Micallef, cites various intelligence sources to say that Pakistan currently has between 140 and 150 nuclear weapons in its control, but has, it is believed, produced and stockpiled around 3,000 to 4,000 kilograms (6,600 to 8,800 lbs) of weapons grade HEU and about 200 to 300 kilograms (440 to 660 lbs) of plutonium.
"The current stockpile is enough for an additional 200 to 250 weapons, depending on the warhead's desired yield.... As of the end of 2017, Pakistan has enough HEU and plutonium to produce an additional 230 to 290 warheads. This number could be higher if Pakistan opts for smaller warheads intended for battlefield weapons. This would raise the Pakistani nuclear arsenal to between 350 and 450 nuclear warheads. Pakistan is adding enough HEU and plutonium to its stockpile to produce around 10 to 20 additional bombs a year."
Micallef mentions that since the late 1980s, Pakistan has used a variety of militant organisations as proxies in its ongoing struggle with India over Kashmir and elsewhere. He certifies that the Pakistan Army's Inter-Services Intelligence (ISI) sponsors, organises, trains and funds terror outfits operating from its soil such as the Lashkar-e-Taiba, al-Qaida, Lashkar-e-Omar, Jaish-e-Mohammed, Sipah-e-Sahaba, the Jammu Kashmir Liberation Front (JKLF), Jamaat-ud-Da'wah, Harkat-ud-Jihad al-Islami, the Haqqani Network, Jamaat-ud-Mujahideen Bangladesh (JMB) and the Afghan Taliban, and uses them as proxies for its covert military operations.
According to Micallef, since 1990, Pakistan's military strategy has followed a three-fold approach (1) use militant proxy organizations to strike at Indian military positions in Kashmir (2) rely on the threat to deploy nuclear weapons should India try to retaliate with a military invasion of Pakistan and (3) rely on the U.S. and China, in particular, and world opinion in general, to restrain India from attacking Pakistan.
He says that the Indian Army has come up with a comprehensively developed "Cold Start," Doctrine to make its offensive capabilities more aggressive, while the Pakistani response has been to emphasise the development of so called "theatre nuclear weapons" to be in a position to meet the challenge of India's rapid deployment forces with a series of limited nuclear strikes and then rely on international pressure to restrain India from escalating the confrontation into a full blown nuclear conflict.
Micallef says it is important to note that Pakistan's nuclear weapons are kept disassembled at separate facilities, which technically prevents a terrorist organisation from obtaining a functional nuclear weapon.
"The combination of a multi-branch command authority and the fact that the weapons are kept in a disassembled state makes it extremely difficult for rogue elements within Pakistan or for militant organisations to secure, divert or launch a nuclear weapon," he adds.

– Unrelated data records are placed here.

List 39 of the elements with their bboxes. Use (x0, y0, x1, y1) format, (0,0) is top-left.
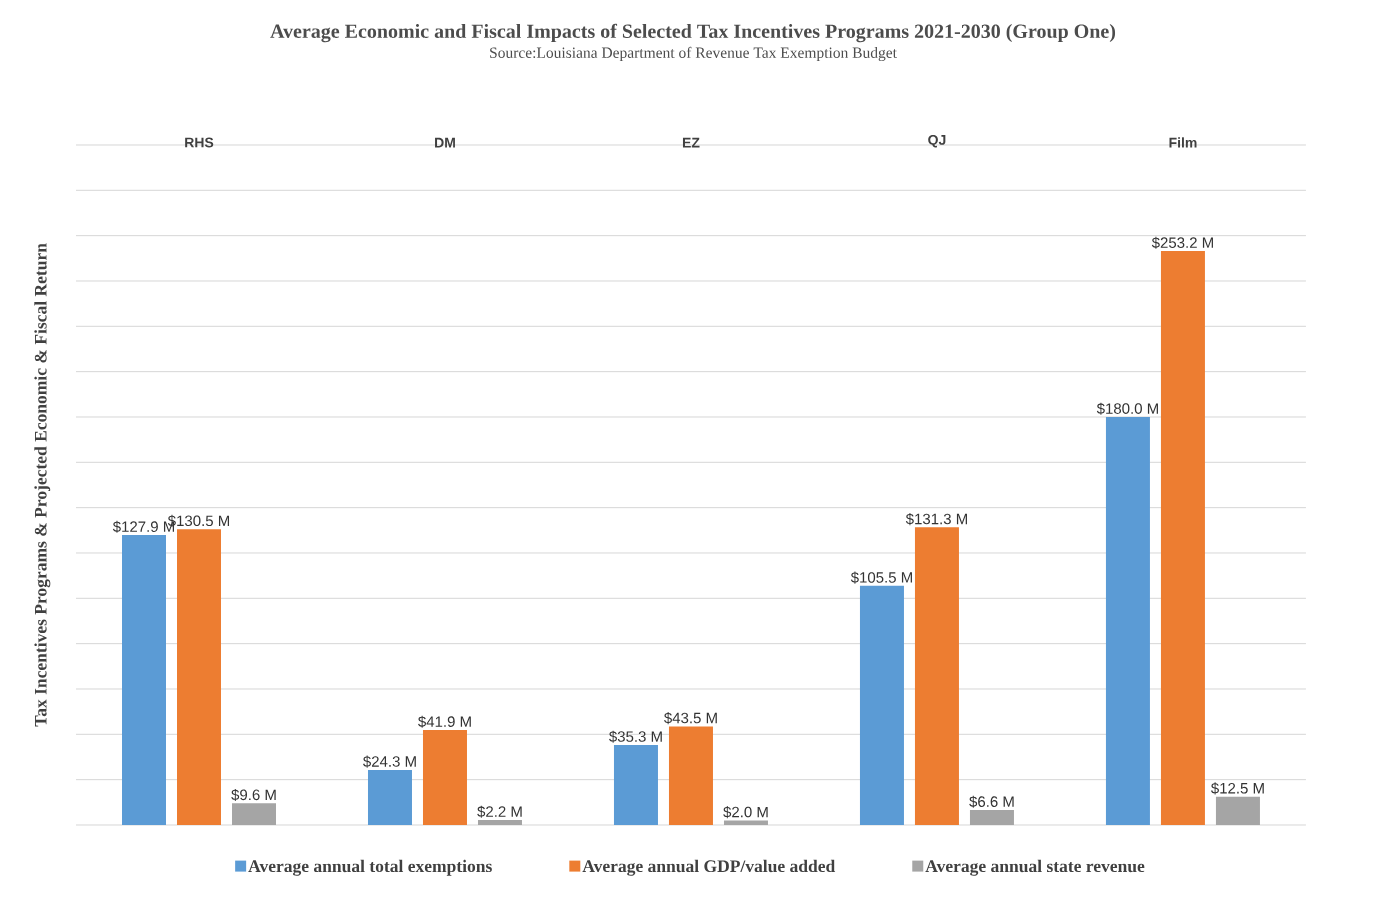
data-label: $41.9 M (418, 715, 471, 728)
data-label: $105.5 M (850, 571, 912, 584)
bar (969, 810, 1014, 825)
data-label: $253.2 M (1151, 236, 1213, 249)
x-tick-label: QJ (928, 134, 946, 148)
bar (1160, 251, 1205, 825)
data-label: $12.5 M (1211, 782, 1264, 795)
legend-label: Average annual total exemptions (248, 859, 492, 876)
data-label: $24.3 M (363, 755, 416, 768)
x-tick-label: Film (1169, 137, 1197, 148)
data-label: $2.2 M (477, 805, 522, 818)
bar (723, 820, 768, 825)
x-tick-label: EZ (682, 137, 700, 148)
bar (859, 585, 904, 825)
bar (477, 820, 522, 825)
bar (122, 535, 166, 825)
chart-title: Average Economic and Fiscal Impacts of Selected Tax Incentives Programs 2021-2030 (Group One) (270, 23, 1116, 43)
chart-subtitle: Source:Louisiana Department of Revenue Tax Exemption Budget (490, 46, 897, 62)
x-tick-label: RHS (185, 137, 214, 148)
data-label: $131.3 M (905, 513, 967, 526)
y-axis-title: Tax Incentives Programs & Projected Economic & Fiscal Return (34, 243, 51, 727)
data-label: $43.5 M (664, 712, 717, 725)
legend-label: Average annual GDP/value added (582, 859, 836, 876)
bar (367, 769, 412, 825)
data-label: $9.6 M (231, 788, 276, 802)
bar (232, 803, 276, 825)
bar (668, 726, 713, 825)
bar (177, 529, 221, 825)
data-label: $180.0 M (1096, 402, 1158, 415)
bar (422, 730, 467, 825)
legend-label: Average annual state revenue (925, 859, 1145, 876)
bar (914, 527, 959, 825)
bar (1105, 416, 1150, 825)
data-label: $6.6 M (969, 795, 1014, 808)
bar (1215, 796, 1260, 825)
bar (613, 744, 658, 825)
data-label: $2.0 M (723, 806, 768, 819)
x-tick-label: DM (435, 137, 455, 148)
data-label: $35.3 M (609, 730, 662, 743)
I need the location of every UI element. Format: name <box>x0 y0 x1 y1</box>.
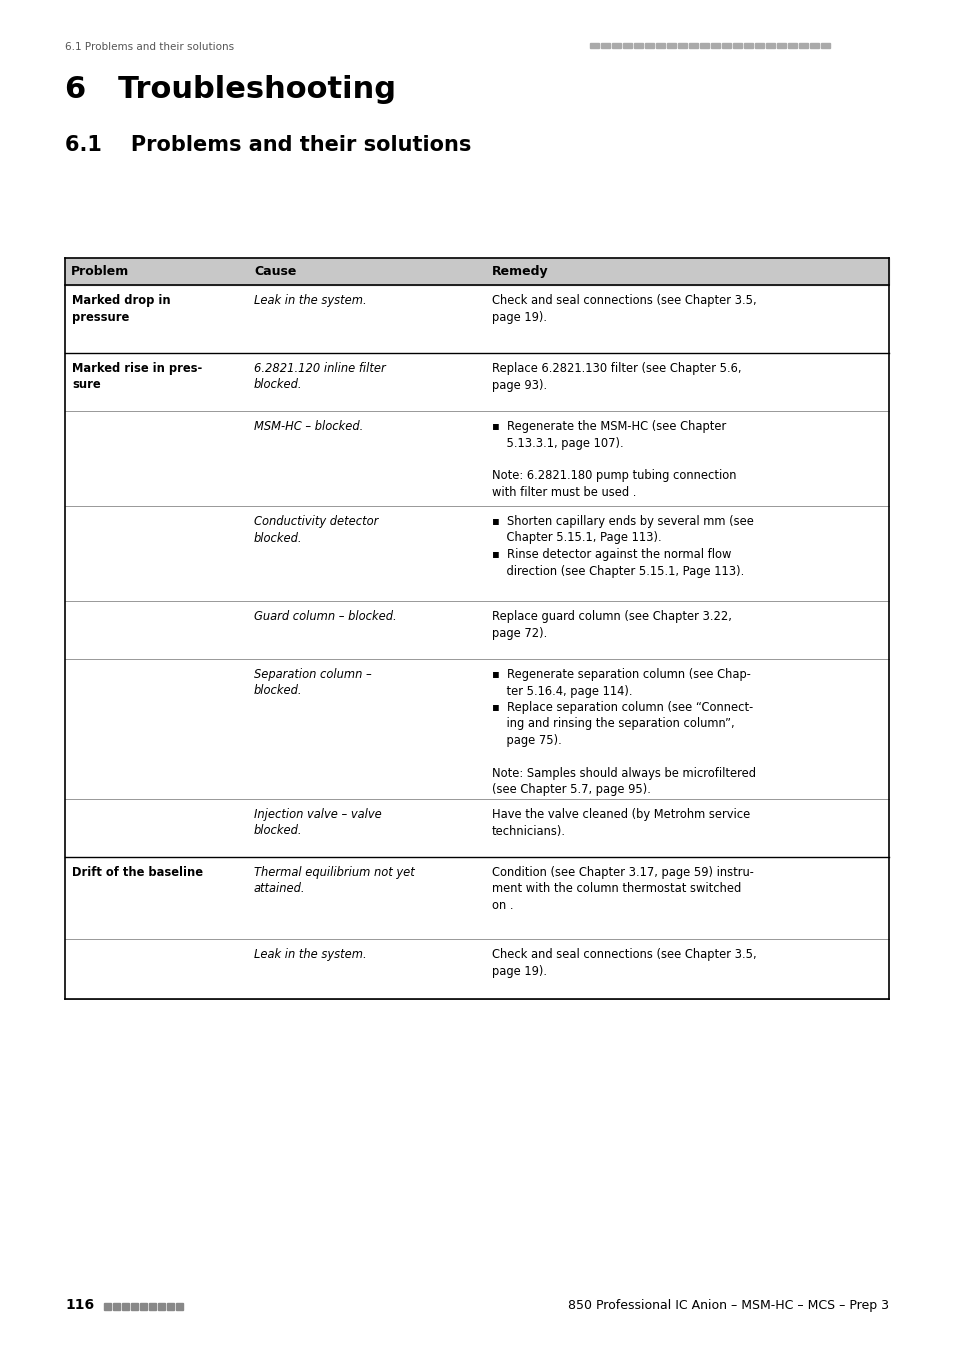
Bar <box>721 43 730 49</box>
Text: Leak in the system.: Leak in the system. <box>253 948 366 961</box>
Bar <box>666 43 676 49</box>
Bar <box>765 43 774 49</box>
Bar <box>158 1303 165 1310</box>
Text: Drift of the baseline: Drift of the baseline <box>71 865 203 879</box>
Text: Replace 6.2821.130 filter (see Chapter 5.6,
page 93).: Replace 6.2821.130 filter (see Chapter 5… <box>492 362 740 391</box>
Bar <box>122 1303 129 1310</box>
Bar <box>175 1303 183 1310</box>
Bar <box>600 43 609 49</box>
Bar <box>104 1303 111 1310</box>
Text: Conductivity detector
blocked.: Conductivity detector blocked. <box>253 514 378 544</box>
Text: Marked rise in pres-
sure: Marked rise in pres- sure <box>71 362 202 391</box>
Bar <box>754 43 763 49</box>
Bar <box>799 43 807 49</box>
Bar <box>112 1303 120 1310</box>
Bar <box>634 43 642 49</box>
Text: ▪  Regenerate the MSM-HC (see Chapter
    5.13.3.1, page 107).

Note: 6.2821.180: ▪ Regenerate the MSM-HC (see Chapter 5.1… <box>492 420 736 500</box>
Text: MSM-HC – blocked.: MSM-HC – blocked. <box>253 420 363 433</box>
Bar <box>131 1303 138 1310</box>
Bar <box>656 43 664 49</box>
Bar <box>65 258 888 285</box>
Bar <box>622 43 631 49</box>
Text: Replace guard column (see Chapter 3.22,
page 72).: Replace guard column (see Chapter 3.22, … <box>492 610 731 640</box>
Bar <box>688 43 698 49</box>
Bar <box>787 43 796 49</box>
Bar <box>776 43 785 49</box>
Text: Cause: Cause <box>253 265 296 278</box>
Bar <box>612 43 620 49</box>
Text: Injection valve – valve
blocked.: Injection valve – valve blocked. <box>253 809 381 837</box>
Text: 850 Professional IC Anion – MSM-HC – MCS – Prep 3: 850 Professional IC Anion – MSM-HC – MCS… <box>567 1299 888 1312</box>
Text: 6   Troubleshooting: 6 Troubleshooting <box>65 76 395 104</box>
Bar <box>700 43 708 49</box>
Text: ▪  Regenerate separation column (see Chap-
    ter 5.16.4, page 114).
▪  Replace: ▪ Regenerate separation column (see Chap… <box>492 668 755 796</box>
Bar <box>149 1303 156 1310</box>
Text: Guard column – blocked.: Guard column – blocked. <box>253 610 396 622</box>
Bar <box>732 43 741 49</box>
Text: 116: 116 <box>65 1297 94 1312</box>
Text: Have the valve cleaned (by Metrohm service
technicians).: Have the valve cleaned (by Metrohm servi… <box>492 809 749 837</box>
Text: Separation column –
blocked.: Separation column – blocked. <box>253 668 372 698</box>
Text: 6.2821.120 inline filter
blocked.: 6.2821.120 inline filter blocked. <box>253 362 385 391</box>
Text: ▪  Shorten capillary ends by several mm (see
    Chapter 5.15.1, Page 113).
▪  R: ▪ Shorten capillary ends by several mm (… <box>492 514 753 578</box>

"Battlefield weapons, on the other hand, by their very nature, are more at risk for theft, diversion or unauthorised use," because while they are under the control of the national command authority, their actual use is left to the commander in the field.
He concludes by saying, "the future direction of Pakistan's nuclear weapons policy is going to be a function of the state of Indian-Pakistan relations on the subcontinent. In turn, this will be shaped both by the state of U.S.-Pakistan relations over the ongoing conflict with the Taliban in Afghanistan, as well as the broader challenge to India of China's ambitions in Central Asia and the Indian Ocean Basin."